I'm not sure you think "vision" is and what's been solved there to think it's now just a question of intelligence. Vision is still fooled.
We spent some time looking at Watson, the IBM intelligent thing. They're trying to make out it has AGI characteristics but its more like an set of aggregated ANI services wrapped into something thats more than a single use case. Look at the Jeopardy game thing, it was trained for the show. Give the same system a Pointless question and it wouldn't have a clue where to start, nor could it naturally comprehend the how to answer the rules of the show without being trained, something that a human can get with a description of the rules and 3 or 4 example questions and answers.

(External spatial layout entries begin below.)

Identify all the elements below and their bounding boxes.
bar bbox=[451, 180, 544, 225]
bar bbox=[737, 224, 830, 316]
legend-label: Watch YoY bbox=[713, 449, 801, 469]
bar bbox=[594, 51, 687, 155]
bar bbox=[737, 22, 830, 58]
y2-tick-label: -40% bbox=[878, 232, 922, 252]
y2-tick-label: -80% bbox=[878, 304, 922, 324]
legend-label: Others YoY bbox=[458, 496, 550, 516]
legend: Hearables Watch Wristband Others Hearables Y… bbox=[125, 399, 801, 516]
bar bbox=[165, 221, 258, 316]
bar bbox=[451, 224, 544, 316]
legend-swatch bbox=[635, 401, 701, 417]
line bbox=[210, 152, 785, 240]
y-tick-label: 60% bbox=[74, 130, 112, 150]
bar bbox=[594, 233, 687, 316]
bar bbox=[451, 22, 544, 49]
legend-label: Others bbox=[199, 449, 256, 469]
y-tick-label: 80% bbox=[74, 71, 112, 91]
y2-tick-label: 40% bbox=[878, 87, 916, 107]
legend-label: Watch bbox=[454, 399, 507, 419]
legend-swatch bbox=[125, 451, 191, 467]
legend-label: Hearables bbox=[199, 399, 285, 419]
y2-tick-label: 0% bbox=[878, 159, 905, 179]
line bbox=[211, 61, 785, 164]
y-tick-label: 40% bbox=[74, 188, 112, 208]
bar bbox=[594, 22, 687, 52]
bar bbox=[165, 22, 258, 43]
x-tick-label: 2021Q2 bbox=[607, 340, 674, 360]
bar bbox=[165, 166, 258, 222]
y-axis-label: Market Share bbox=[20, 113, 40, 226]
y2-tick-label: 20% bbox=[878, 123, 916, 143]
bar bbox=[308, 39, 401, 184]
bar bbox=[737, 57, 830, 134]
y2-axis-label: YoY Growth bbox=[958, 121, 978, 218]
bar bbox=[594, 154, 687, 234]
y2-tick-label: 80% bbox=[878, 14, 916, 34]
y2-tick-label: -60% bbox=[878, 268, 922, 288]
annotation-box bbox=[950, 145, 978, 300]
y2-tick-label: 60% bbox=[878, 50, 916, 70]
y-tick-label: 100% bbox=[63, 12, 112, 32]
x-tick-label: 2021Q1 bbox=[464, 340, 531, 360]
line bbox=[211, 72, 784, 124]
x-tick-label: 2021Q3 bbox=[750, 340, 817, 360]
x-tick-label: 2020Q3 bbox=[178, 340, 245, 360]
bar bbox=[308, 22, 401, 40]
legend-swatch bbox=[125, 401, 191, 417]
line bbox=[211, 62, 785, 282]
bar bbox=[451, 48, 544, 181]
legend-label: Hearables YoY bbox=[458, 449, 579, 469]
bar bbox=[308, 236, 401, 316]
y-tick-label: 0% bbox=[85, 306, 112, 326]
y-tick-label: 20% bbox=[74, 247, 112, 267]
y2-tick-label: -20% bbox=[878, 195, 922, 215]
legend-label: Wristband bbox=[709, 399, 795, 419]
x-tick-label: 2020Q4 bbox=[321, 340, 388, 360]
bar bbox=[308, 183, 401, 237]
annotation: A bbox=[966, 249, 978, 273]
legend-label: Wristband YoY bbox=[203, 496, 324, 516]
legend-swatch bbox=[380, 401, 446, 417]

All existing AI approaches are at their core statistical models with layers of convolution and filters to transform the input to give a different lens on the situation, the filters being totally deterministic. Chat bots are still pretty dumb and are narrow AI, yes they're better than they were but thats because we train them to look for other things - it's like image recognition, you can train it to see a face, dog, cat, elephant, speed sign. car etc, the next level is the same model to see a smiling face, happy face, angry dog, barking dog, etc.

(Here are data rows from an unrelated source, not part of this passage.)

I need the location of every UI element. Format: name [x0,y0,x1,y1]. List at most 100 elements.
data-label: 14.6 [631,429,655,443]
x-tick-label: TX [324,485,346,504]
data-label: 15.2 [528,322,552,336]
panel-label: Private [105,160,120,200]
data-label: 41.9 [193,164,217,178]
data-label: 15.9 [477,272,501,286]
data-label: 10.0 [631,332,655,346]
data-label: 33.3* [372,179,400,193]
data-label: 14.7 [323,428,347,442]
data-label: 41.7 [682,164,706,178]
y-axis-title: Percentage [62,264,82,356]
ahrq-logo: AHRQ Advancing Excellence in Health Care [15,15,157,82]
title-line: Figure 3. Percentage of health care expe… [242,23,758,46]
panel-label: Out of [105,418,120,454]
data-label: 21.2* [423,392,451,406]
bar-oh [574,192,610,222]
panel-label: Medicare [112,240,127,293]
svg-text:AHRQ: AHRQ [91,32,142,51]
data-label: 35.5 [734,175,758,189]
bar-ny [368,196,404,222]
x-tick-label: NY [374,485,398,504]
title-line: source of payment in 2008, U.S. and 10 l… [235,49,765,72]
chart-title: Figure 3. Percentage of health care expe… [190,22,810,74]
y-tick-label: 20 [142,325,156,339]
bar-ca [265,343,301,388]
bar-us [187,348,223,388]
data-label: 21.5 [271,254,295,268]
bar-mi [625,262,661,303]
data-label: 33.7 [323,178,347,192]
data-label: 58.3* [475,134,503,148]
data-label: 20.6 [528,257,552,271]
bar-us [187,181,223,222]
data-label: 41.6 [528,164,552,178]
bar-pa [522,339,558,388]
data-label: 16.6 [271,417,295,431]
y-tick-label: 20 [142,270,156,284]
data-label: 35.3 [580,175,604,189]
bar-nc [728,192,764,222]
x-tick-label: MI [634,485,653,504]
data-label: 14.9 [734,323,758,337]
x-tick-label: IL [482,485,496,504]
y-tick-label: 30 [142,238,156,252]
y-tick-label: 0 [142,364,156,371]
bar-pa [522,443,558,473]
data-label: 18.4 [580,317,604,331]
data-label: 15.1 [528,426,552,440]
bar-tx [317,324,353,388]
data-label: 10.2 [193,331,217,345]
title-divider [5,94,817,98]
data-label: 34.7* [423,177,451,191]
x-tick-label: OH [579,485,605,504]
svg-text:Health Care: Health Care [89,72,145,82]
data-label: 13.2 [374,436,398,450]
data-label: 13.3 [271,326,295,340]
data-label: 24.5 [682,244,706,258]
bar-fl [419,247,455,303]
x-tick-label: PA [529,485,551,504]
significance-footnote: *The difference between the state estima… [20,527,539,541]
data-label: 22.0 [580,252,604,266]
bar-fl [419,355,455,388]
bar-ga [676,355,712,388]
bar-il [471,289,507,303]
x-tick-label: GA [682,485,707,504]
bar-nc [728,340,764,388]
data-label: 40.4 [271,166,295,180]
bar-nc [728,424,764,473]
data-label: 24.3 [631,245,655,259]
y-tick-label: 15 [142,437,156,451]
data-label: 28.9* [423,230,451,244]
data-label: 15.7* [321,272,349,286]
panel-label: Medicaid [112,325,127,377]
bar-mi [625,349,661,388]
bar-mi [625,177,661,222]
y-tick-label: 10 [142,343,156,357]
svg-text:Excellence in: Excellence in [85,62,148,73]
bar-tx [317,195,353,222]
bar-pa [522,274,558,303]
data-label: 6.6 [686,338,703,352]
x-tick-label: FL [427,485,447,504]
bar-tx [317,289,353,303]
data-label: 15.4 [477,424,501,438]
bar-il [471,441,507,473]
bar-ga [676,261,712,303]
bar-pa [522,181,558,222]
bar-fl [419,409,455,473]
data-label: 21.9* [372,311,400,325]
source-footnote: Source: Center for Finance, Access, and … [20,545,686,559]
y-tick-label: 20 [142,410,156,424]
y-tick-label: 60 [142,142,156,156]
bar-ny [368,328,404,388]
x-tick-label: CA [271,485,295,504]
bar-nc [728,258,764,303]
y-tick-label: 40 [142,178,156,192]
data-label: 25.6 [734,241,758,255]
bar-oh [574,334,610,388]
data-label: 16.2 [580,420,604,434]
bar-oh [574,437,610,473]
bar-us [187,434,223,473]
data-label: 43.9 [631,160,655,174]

No system has passed the Turing test and the Google "It's starting to think for itself" thing is really just someone getting a little carried away.
Anyone selling AGI at the moment is pretty much selling snake oil, and anyone buying it are probably idiots given the number of use cases where simpler applications can leverage significant benefits.
But back to the vision aspect, the old adage of rubbish in, rubbish out applies, and if all you've got feeding the system are half a dozen low resolution cameras then no matter how good the AI, it's compromised. It's like telling Lewis Hamilton to drive without having any tactile feedback through his hands, his body, his hearing etc. The more input you provide the better the understanding of the environment, and that's why taking away any sensor is a retrograde step.